One possible origin of the main Hawaiian Islands founders is Sea Life Park on Oahu, where several hundred captive-reared juvenile green turtles and about 14,000 newly emerged hatchlings from the park’s artificial nesting beach have been released into local waters since 1976. Although some of the available evidence makes this a likely explanation, inadequate records and absence of historical samples make interpretation difficult. It is also possible that the colonization is a natural consequence of (1) the steady nesting population growth at FFS and (2) a corresponding increase in the foraging population around the main Hawaiian Islands.

Regardless of its source, the new nesting colony in the main Hawaiian Islands may provide a buffer against the effects of climate change on Hawaiian green turtles.
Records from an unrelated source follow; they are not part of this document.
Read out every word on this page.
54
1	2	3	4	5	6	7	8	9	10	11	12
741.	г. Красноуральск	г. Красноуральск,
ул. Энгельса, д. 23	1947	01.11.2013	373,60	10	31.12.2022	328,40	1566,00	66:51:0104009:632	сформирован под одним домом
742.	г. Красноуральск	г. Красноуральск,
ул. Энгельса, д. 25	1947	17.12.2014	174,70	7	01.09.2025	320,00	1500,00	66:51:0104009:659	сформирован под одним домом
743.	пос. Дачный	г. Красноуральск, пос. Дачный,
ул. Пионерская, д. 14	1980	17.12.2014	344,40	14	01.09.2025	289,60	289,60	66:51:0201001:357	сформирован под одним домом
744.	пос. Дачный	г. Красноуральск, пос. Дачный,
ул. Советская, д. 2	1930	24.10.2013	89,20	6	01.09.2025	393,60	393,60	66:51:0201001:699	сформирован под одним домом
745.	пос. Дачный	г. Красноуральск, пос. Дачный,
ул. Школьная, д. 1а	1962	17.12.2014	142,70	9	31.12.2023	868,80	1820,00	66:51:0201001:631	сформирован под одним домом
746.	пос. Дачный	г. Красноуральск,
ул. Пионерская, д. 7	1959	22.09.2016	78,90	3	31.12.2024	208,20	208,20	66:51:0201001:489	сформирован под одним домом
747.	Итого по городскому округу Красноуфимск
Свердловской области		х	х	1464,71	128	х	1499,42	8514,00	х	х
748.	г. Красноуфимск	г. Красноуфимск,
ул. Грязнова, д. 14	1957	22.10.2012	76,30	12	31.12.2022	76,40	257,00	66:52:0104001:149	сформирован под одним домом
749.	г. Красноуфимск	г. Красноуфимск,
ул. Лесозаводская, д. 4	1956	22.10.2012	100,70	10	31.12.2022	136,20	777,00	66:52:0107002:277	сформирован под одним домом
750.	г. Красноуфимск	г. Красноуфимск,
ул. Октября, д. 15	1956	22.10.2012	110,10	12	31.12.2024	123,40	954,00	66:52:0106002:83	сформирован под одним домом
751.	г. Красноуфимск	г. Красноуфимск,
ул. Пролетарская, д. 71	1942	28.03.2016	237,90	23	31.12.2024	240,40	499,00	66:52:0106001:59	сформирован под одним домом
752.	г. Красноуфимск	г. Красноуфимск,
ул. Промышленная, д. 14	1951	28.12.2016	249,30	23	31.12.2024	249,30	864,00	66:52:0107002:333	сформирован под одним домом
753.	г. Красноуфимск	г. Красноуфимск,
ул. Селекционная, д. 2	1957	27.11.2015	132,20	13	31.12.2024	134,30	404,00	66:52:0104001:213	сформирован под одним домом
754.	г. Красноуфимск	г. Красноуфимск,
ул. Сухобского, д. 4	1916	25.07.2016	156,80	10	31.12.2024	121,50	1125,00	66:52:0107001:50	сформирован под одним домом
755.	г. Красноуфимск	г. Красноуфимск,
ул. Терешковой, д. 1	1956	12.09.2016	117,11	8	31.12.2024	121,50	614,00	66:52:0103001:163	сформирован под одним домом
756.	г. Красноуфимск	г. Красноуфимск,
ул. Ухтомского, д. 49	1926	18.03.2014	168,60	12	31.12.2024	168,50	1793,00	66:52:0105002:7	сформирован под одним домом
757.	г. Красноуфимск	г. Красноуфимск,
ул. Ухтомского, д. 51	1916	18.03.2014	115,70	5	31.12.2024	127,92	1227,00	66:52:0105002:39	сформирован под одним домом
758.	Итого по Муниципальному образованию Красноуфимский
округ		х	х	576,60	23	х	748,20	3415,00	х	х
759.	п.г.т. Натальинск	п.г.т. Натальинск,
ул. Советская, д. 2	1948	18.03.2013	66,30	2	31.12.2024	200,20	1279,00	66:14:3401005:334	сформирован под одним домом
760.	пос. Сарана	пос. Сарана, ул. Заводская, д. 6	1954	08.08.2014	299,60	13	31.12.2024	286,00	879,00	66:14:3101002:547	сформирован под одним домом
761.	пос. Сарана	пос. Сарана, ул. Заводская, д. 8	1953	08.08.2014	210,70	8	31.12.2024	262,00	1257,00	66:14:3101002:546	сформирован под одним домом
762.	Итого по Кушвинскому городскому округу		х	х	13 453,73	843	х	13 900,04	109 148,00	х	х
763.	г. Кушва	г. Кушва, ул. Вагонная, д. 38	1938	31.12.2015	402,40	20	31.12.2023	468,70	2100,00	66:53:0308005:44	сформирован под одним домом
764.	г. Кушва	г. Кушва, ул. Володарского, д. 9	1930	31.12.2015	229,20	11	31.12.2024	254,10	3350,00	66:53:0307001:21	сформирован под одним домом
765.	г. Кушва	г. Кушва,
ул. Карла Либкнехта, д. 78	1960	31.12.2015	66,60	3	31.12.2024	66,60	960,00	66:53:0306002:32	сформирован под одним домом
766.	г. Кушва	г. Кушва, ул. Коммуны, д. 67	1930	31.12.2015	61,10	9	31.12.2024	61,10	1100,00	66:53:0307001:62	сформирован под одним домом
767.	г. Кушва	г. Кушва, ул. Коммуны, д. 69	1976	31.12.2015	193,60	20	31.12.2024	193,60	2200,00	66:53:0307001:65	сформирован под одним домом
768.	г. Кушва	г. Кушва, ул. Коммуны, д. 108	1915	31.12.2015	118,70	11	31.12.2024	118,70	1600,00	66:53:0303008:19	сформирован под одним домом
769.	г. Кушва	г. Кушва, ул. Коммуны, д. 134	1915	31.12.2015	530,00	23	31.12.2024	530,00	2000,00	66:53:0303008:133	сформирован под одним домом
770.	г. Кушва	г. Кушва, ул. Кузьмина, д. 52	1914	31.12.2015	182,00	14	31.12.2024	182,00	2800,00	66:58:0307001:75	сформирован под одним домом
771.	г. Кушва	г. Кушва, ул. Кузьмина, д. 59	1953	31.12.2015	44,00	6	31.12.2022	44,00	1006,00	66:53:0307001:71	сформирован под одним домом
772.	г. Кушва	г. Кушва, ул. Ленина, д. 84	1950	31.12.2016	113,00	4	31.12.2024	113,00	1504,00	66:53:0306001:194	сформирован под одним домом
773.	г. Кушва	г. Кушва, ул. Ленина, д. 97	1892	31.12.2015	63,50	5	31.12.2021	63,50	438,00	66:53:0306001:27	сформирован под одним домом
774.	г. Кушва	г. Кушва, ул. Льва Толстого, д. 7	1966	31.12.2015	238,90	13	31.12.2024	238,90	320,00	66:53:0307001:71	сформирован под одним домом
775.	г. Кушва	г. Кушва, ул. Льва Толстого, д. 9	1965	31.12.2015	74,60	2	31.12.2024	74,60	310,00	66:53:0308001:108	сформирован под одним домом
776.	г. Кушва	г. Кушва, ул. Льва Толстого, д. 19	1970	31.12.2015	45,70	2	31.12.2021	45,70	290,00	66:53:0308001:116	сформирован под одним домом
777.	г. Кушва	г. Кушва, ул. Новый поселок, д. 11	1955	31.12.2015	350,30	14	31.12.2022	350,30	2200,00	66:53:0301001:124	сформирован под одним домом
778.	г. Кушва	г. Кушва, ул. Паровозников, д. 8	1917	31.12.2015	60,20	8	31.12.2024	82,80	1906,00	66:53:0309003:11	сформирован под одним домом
With most of the islands in FFS rising no more than 2 meters (6.6 feet) above sea level, they are especially vulnerable to sea level rise. This increase may lead to a reduction of available nesting habitat in FFS, making the turtles’ colonization of new nesting areas advantageous for the population’s future viability. Whatever the future may bring, this emerging case study allows us to gain new insight into how new nesting habitats are colonized, a topic of great relevance in many sea turtle nesting areas where populations are growing, nesting habitat is shrinking, or both.